As officials combed through the intelligence, the president's advisers discussed at length ways to kill the Al-Qaeda chief without threatening civilians in the building or in the surrounding neighborhood, seeking to avoid civilian deaths that marred the US withdrawal from Afghanistan and prior raids against senior jihadist leaders.
US officials even investigated the building's construction so as to prevent potentially deadly structural damage, like that which occurred during a Delta Force raid that led to the death of Islamic State leader Hajji Abdullah in northwest Syria in February. During a briefing on a potential operation on July 1, President Biden personally examined a model of the house in which Zawahiri was staying.
On July 25, Biden finally gave the green-light for a drone strike to kill Zawahiri after once more inquiring about measures that could be taken to prevent civilian harm, the official said, adding that no US troops were involved on the ground.
“Zawahiri’s death deals a significant blow to Al-Qaeda and will degrade the group’s ability to operate, including against the US homeland,” the official said.
"I applaud the US military and intelligence community for a successful operation in Afghanistan to eliminate Al-Qaeda leader Ayman al-Zawahiri. Zawahiri was an evil terrorist and co-conspirator of the September 11, 2001 terrorist attacks with the blood of thousands of Americans on his hands," US Senator Marco Rubio, vice chair of the Senate select intelligence committee, said in a press release on Monday.
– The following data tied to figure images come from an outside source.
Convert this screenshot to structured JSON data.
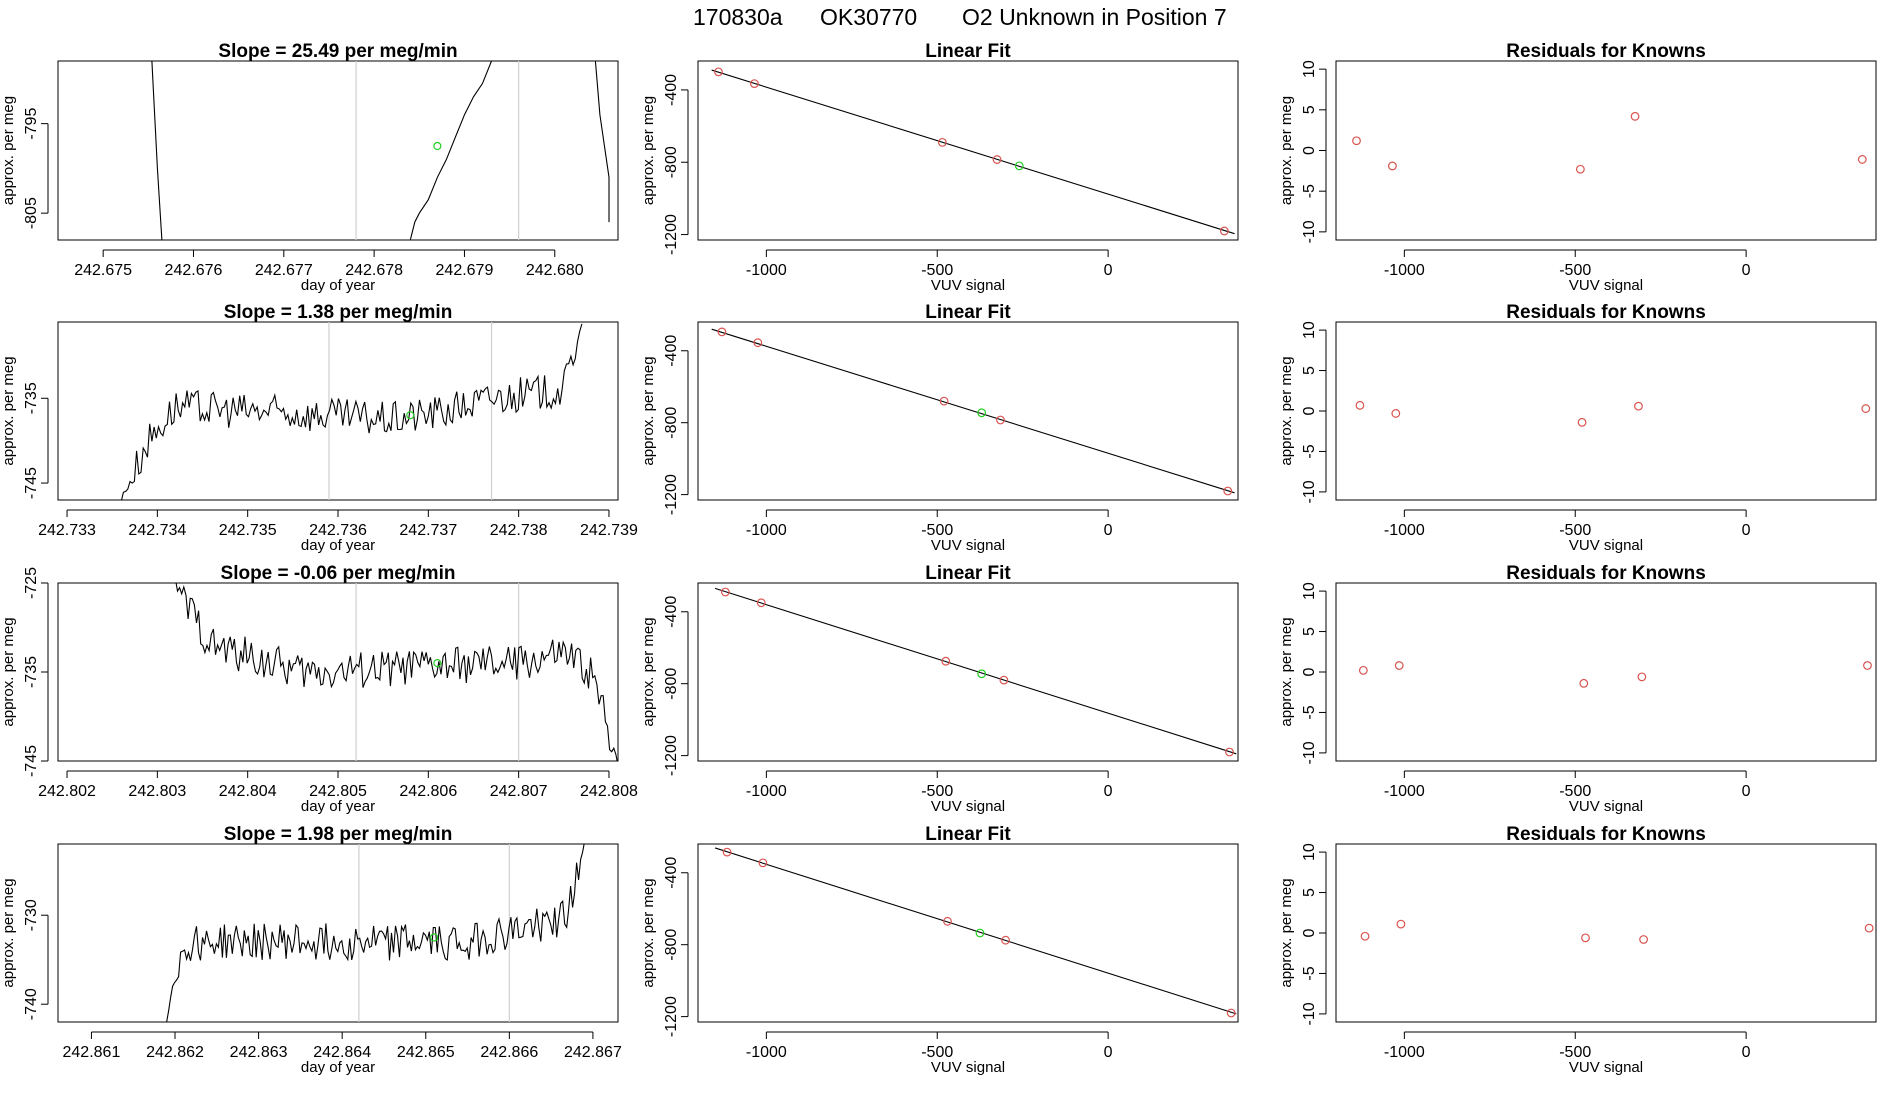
{
  "title": {
    "run_id": "170830a",
    "tank_id": "OK30770",
    "description": "O2 Unknown in Position  7"
  },
  "colors": {
    "known_points": "#d9534f",
    "unknown_point": "#22cc22",
    "trace": "#000000",
    "marker_lines": "#cfcfcf"
  },
  "chart_data": [
    {
      "type": "line",
      "title": "Slope =  25.49  per meg/min",
      "xlabel": "day of year",
      "ylabel": "approx. per meg",
      "xlim": [
        242.6745,
        242.6807
      ],
      "ylim": [
        -808,
        -788
      ],
      "x_ticks": [
        "242.675",
        "242.676",
        "242.677",
        "242.678",
        "242.679",
        "242.680"
      ],
      "y_ticks": [
        "-795",
        "-805"
      ],
      "markers": [
        242.6778,
        242.6796
      ],
      "unknown_point": {
        "x": 242.6787,
        "y": -797.5
      },
      "trace_segments": [
        [
          [
            242.6755,
            -780
          ],
          [
            242.67555,
            -790
          ],
          [
            242.6756,
            -800
          ],
          [
            242.67565,
            -808
          ]
        ],
        [
          [
            242.6784,
            -808
          ],
          [
            242.67845,
            -806
          ],
          [
            242.6785,
            -805
          ],
          [
            242.6786,
            -803.5
          ],
          [
            242.6787,
            -801
          ],
          [
            242.6788,
            -799
          ],
          [
            242.6789,
            -796.5
          ],
          [
            242.679,
            -794
          ],
          [
            242.6791,
            -792
          ],
          [
            242.6792,
            -790.5
          ],
          [
            242.6793,
            -788
          ]
        ],
        [
          [
            242.68045,
            -788
          ],
          [
            242.6805,
            -794
          ],
          [
            242.6806,
            -801
          ],
          [
            242.6806,
            -806
          ]
        ]
      ]
    },
    {
      "type": "scatter",
      "title": "Linear Fit",
      "xlabel": "VUV signal",
      "ylabel": "approx. per meg",
      "xlim": [
        -1200,
        380
      ],
      "ylim": [
        -1230,
        -240
      ],
      "x_ticks": [
        "-1000",
        "-500",
        "0"
      ],
      "y_ticks": [
        "-400",
        "-800",
        "-1200"
      ],
      "known_points": [
        [
          -1140,
          -300
        ],
        [
          -1035,
          -365
        ],
        [
          -485,
          -690
        ],
        [
          -325,
          -785
        ],
        [
          340,
          -1180
        ]
      ],
      "unknown_point": {
        "x": -260,
        "y": -820
      },
      "fit_line": [
        [
          -1160,
          -290
        ],
        [
          370,
          -1195
        ]
      ]
    },
    {
      "type": "scatter",
      "title": "Residuals for Knowns",
      "xlabel": "VUV signal",
      "ylabel": "approx. per meg",
      "xlim": [
        -1200,
        380
      ],
      "ylim": [
        -11,
        11
      ],
      "x_ticks": [
        "-1000",
        "-500",
        "0"
      ],
      "y_ticks": [
        "10",
        "5",
        "0",
        "-5",
        "-10"
      ],
      "known_points": [
        [
          -1140,
          1.2
        ],
        [
          -1035,
          -1.9
        ],
        [
          -485,
          -2.3
        ],
        [
          -325,
          4.2
        ],
        [
          340,
          -1.1
        ]
      ]
    },
    {
      "type": "line",
      "title": "Slope =  1.38  per meg/min",
      "xlabel": "day of year",
      "ylabel": "approx. per meg",
      "xlim": [
        242.7329,
        242.7391
      ],
      "ylim": [
        -747,
        -726
      ],
      "x_ticks": [
        "242.733",
        "242.734",
        "242.735",
        "242.736",
        "242.737",
        "242.738",
        "242.739"
      ],
      "y_ticks": [
        "-735",
        "-745"
      ],
      "markers": [
        242.7359,
        242.7377
      ],
      "unknown_point": {
        "x": 242.7368,
        "y": -737
      },
      "trace_start": [
        242.7336,
        242.7387
      ],
      "trace_levels": [
        [
          242.7336,
          -747
        ],
        [
          242.7339,
          -740
        ],
        [
          242.7342,
          -736
        ],
        [
          242.7366,
          -737.5
        ],
        [
          242.7372,
          -736.5
        ],
        [
          242.7377,
          -735
        ],
        [
          242.7385,
          -734
        ],
        [
          242.7387,
          -726
        ]
      ]
    },
    {
      "type": "scatter",
      "title": "Linear Fit",
      "xlabel": "VUV signal",
      "ylabel": "approx. per meg",
      "xlim": [
        -1200,
        380
      ],
      "ylim": [
        -1230,
        -240
      ],
      "x_ticks": [
        "-1000",
        "-500",
        "0"
      ],
      "y_ticks": [
        "-400",
        "-800",
        "-1200"
      ],
      "known_points": [
        [
          -1130,
          -295
        ],
        [
          -1025,
          -355
        ],
        [
          -480,
          -680
        ],
        [
          -315,
          -785
        ],
        [
          350,
          -1180
        ]
      ],
      "unknown_point": {
        "x": -370,
        "y": -745
      },
      "fit_line": [
        [
          -1160,
          -280
        ],
        [
          370,
          -1190
        ]
      ]
    },
    {
      "type": "scatter",
      "title": "Residuals for Knowns",
      "xlabel": "VUV signal",
      "ylabel": "approx. per meg",
      "xlim": [
        -1200,
        380
      ],
      "ylim": [
        -11,
        11
      ],
      "x_ticks": [
        "-1000",
        "-500",
        "0"
      ],
      "y_ticks": [
        "10",
        "5",
        "0",
        "-5",
        "-10"
      ],
      "known_points": [
        [
          -1130,
          0.7
        ],
        [
          -1025,
          -0.3
        ],
        [
          -480,
          -1.4
        ],
        [
          -315,
          0.6
        ],
        [
          350,
          0.3
        ]
      ]
    },
    {
      "type": "line",
      "title": "Slope =  -0.06  per meg/min",
      "xlabel": "day of year",
      "ylabel": "approx. per meg",
      "xlim": [
        242.8019,
        242.8081
      ],
      "ylim": [
        -745,
        -725
      ],
      "x_ticks": [
        "242.802",
        "242.803",
        "242.804",
        "242.805",
        "242.806",
        "242.807",
        "242.808"
      ],
      "y_ticks": [
        "-725",
        "-735",
        "-745"
      ],
      "markers": [
        242.8052,
        242.807
      ],
      "unknown_point": {
        "x": 242.8061,
        "y": -734
      },
      "trace_start": [
        242.8032,
        242.8081
      ],
      "trace_levels": [
        [
          242.8032,
          -725
        ],
        [
          242.8033,
          -727
        ],
        [
          242.8036,
          -732
        ],
        [
          242.8046,
          -735
        ],
        [
          242.807,
          -734
        ],
        [
          242.8075,
          -733
        ],
        [
          242.8078,
          -735
        ],
        [
          242.8081,
          -745
        ]
      ]
    },
    {
      "type": "scatter",
      "title": "Linear Fit",
      "xlabel": "VUV signal",
      "ylabel": "approx. per meg",
      "xlim": [
        -1200,
        380
      ],
      "ylim": [
        -1230,
        -240
      ],
      "x_ticks": [
        "-1000",
        "-500",
        "0"
      ],
      "y_ticks": [
        "-400",
        "-800",
        "-1200"
      ],
      "known_points": [
        [
          -1120,
          -290
        ],
        [
          -1015,
          -350
        ],
        [
          -475,
          -675
        ],
        [
          -305,
          -780
        ],
        [
          355,
          -1180
        ]
      ],
      "unknown_point": {
        "x": -370,
        "y": -745
      },
      "fit_line": [
        [
          -1150,
          -270
        ],
        [
          375,
          -1190
        ]
      ]
    },
    {
      "type": "scatter",
      "title": "Residuals for Knowns",
      "xlabel": "VUV signal",
      "ylabel": "approx. per meg",
      "xlim": [
        -1200,
        380
      ],
      "ylim": [
        -11,
        11
      ],
      "x_ticks": [
        "-1000",
        "-500",
        "0"
      ],
      "y_ticks": [
        "10",
        "5",
        "0",
        "-5",
        "-10"
      ],
      "known_points": [
        [
          -1120,
          0.2
        ],
        [
          -1015,
          0.8
        ],
        [
          -475,
          -1.4
        ],
        [
          -305,
          -0.6
        ],
        [
          355,
          0.8
        ]
      ]
    },
    {
      "type": "line",
      "title": "Slope =  1.98  per meg/min",
      "xlabel": "day of year",
      "ylabel": "approx. per meg",
      "xlim": [
        242.8606,
        242.8673
      ],
      "ylim": [
        -742,
        -722
      ],
      "x_ticks": [
        "242.861",
        "242.862",
        "242.863",
        "242.864",
        "242.865",
        "242.866",
        "242.867"
      ],
      "y_ticks": [
        "-730",
        "-740"
      ],
      "markers": [
        242.8642,
        242.866
      ],
      "unknown_point": {
        "x": 242.8651,
        "y": -732.5
      },
      "trace_start": [
        242.8619,
        242.8669
      ],
      "trace_levels": [
        [
          242.8619,
          -742
        ],
        [
          242.862,
          -736
        ],
        [
          242.8622,
          -733
        ],
        [
          242.8655,
          -733
        ],
        [
          242.8662,
          -731.5
        ],
        [
          242.8667,
          -730
        ],
        [
          242.8669,
          -722
        ]
      ]
    },
    {
      "type": "scatter",
      "title": "Linear Fit",
      "xlabel": "VUV signal",
      "ylabel": "approx. per meg",
      "xlim": [
        -1200,
        380
      ],
      "ylim": [
        -1230,
        -240
      ],
      "x_ticks": [
        "-1000",
        "-500",
        "0"
      ],
      "y_ticks": [
        "-400",
        "-800",
        "-1200"
      ],
      "known_points": [
        [
          -1115,
          -285
        ],
        [
          -1010,
          -345
        ],
        [
          -470,
          -670
        ],
        [
          -300,
          -775
        ],
        [
          360,
          -1180
        ]
      ],
      "unknown_point": {
        "x": -375,
        "y": -735
      },
      "fit_line": [
        [
          -1150,
          -262
        ],
        [
          375,
          -1185
        ]
      ]
    },
    {
      "type": "scatter",
      "title": "Residuals for Knowns",
      "xlabel": "VUV signal",
      "ylabel": "approx. per meg",
      "xlim": [
        -1200,
        380
      ],
      "ylim": [
        -11,
        11
      ],
      "x_ticks": [
        "-1000",
        "-500",
        "0"
      ],
      "y_ticks": [
        "10",
        "5",
        "0",
        "-5",
        "-10"
      ],
      "known_points": [
        [
          -1115,
          -0.4
        ],
        [
          -1010,
          1.1
        ],
        [
          -470,
          -0.6
        ],
        [
          -300,
          -0.8
        ],
        [
          360,
          0.6
        ]
      ]
    }
  ]
}
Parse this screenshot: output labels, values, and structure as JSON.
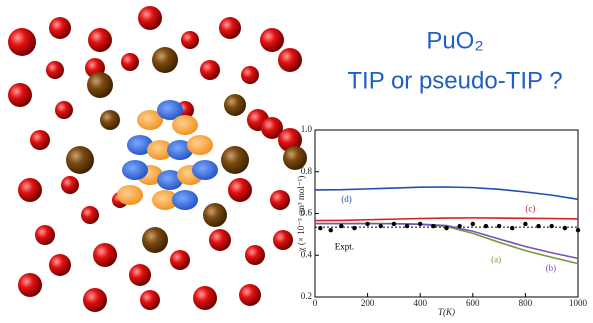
{
  "slide": {
    "title_line1": "PuO₂",
    "title_line2": "TIP or pseudo-TIP ?"
  },
  "chart_data": {
    "type": "line",
    "xlabel": "T(K)",
    "ylabel": "χ (× 10⁻³ cm³ mol⁻¹)",
    "xlim": [
      0,
      1000
    ],
    "xticks": [
      0,
      200,
      400,
      600,
      800,
      1000
    ],
    "ylim": [
      0.2,
      1
    ],
    "yticks": [
      0.2,
      0.4,
      0.6,
      0.8,
      {
        "value": 1,
        "label": "1.0"
      }
    ],
    "series": [
      {
        "name": "(a)",
        "color": "#7a9a3a",
        "x": [
          0,
          100,
          200,
          300,
          400,
          500,
          600,
          700,
          800,
          900,
          1000
        ],
        "values": [
          0.552,
          0.552,
          0.552,
          0.551,
          0.548,
          0.538,
          0.505,
          0.462,
          0.422,
          0.39,
          0.36
        ]
      },
      {
        "name": "(b)",
        "color": "#7b4fc0",
        "x": [
          0,
          100,
          200,
          300,
          400,
          500,
          600,
          700,
          800,
          900,
          1000
        ],
        "values": [
          0.552,
          0.552,
          0.552,
          0.551,
          0.549,
          0.542,
          0.515,
          0.478,
          0.442,
          0.412,
          0.385
        ]
      },
      {
        "name": "(c)",
        "color": "#d42020",
        "x": [
          0,
          100,
          200,
          300,
          400,
          500,
          600,
          700,
          800,
          900,
          1000
        ],
        "values": [
          0.566,
          0.567,
          0.57,
          0.573,
          0.576,
          0.578,
          0.579,
          0.578,
          0.577,
          0.576,
          0.574
        ]
      },
      {
        "name": "(d)",
        "color": "#1f4fb0",
        "x": [
          0,
          100,
          200,
          300,
          400,
          500,
          600,
          700,
          800,
          900,
          1000
        ],
        "values": [
          0.713,
          0.714,
          0.718,
          0.722,
          0.726,
          0.727,
          0.724,
          0.716,
          0.703,
          0.688,
          0.668
        ]
      },
      {
        "name": "Expt.",
        "color": "#000000",
        "x": [
          20,
          60,
          100,
          150,
          200,
          250,
          300,
          350,
          400,
          450,
          500,
          550,
          600,
          650,
          700,
          750,
          800,
          850,
          900,
          950,
          1000
        ],
        "values": [
          0.53,
          0.52,
          0.54,
          0.53,
          0.55,
          0.54,
          0.55,
          0.54,
          0.55,
          0.54,
          0.53,
          0.54,
          0.55,
          0.54,
          0.54,
          0.53,
          0.55,
          0.54,
          0.54,
          0.53,
          0.52
        ]
      }
    ],
    "expt_line": 0.535
  }
}
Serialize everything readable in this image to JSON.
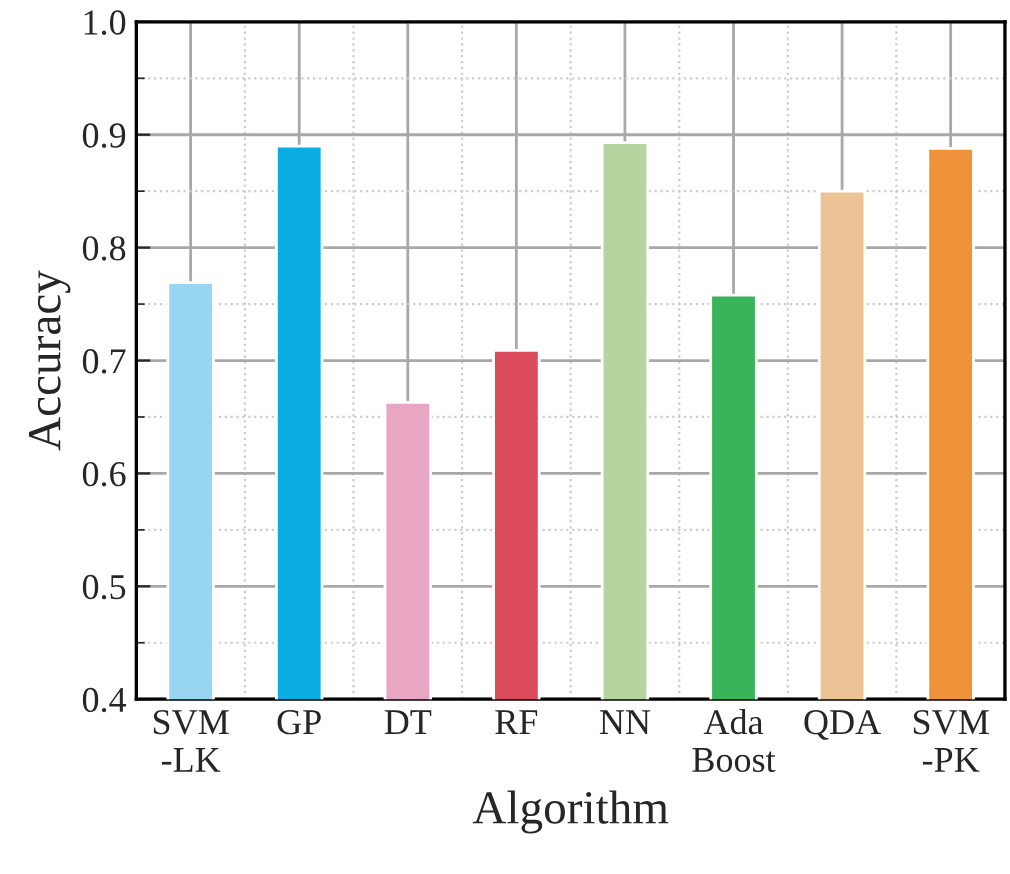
{
  "chart_data": {
    "type": "bar",
    "xlabel": "Algorithm",
    "ylabel": "Accuracy",
    "categories": [
      "SVM\n-LK",
      "GP",
      "DT",
      "RF",
      "NN",
      "Ada\nBoost",
      "QDA",
      "SVM\n-PK"
    ],
    "values": [
      0.769,
      0.89,
      0.663,
      0.709,
      0.893,
      0.758,
      0.85,
      0.888
    ],
    "colors": [
      "#98d5f0",
      "#0aade2",
      "#e9a6c3",
      "#db4a5a",
      "#b4d59e",
      "#38b55a",
      "#ecc394",
      "#ef933a"
    ],
    "ylim": [
      0.4,
      1.0
    ],
    "yticks": [
      0.4,
      0.5,
      0.6,
      0.7,
      0.8,
      0.9,
      {
        "value": 1.0,
        "label": "1.0"
      }
    ],
    "grid": true
  }
}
Mick Mulroy, a former CIA paramilitary officer who later served as the Pentagon's Middle East policy director, called the strike "a major success of US counterterrorism efforts" and "a result of countless hours of intelligence collection over many years."
"He likely believed we would never be able to track him down," said Mick Mulroy, now an ABC News contributor. "He was wrong."
"The message for Al-Qaeda and all its affiliates should be that the US will never relent in its mission to hold those accountable who would seek to harm the United States and its people," Mulroy said.
This story was updated on Monday evening to include additional details of the US strike.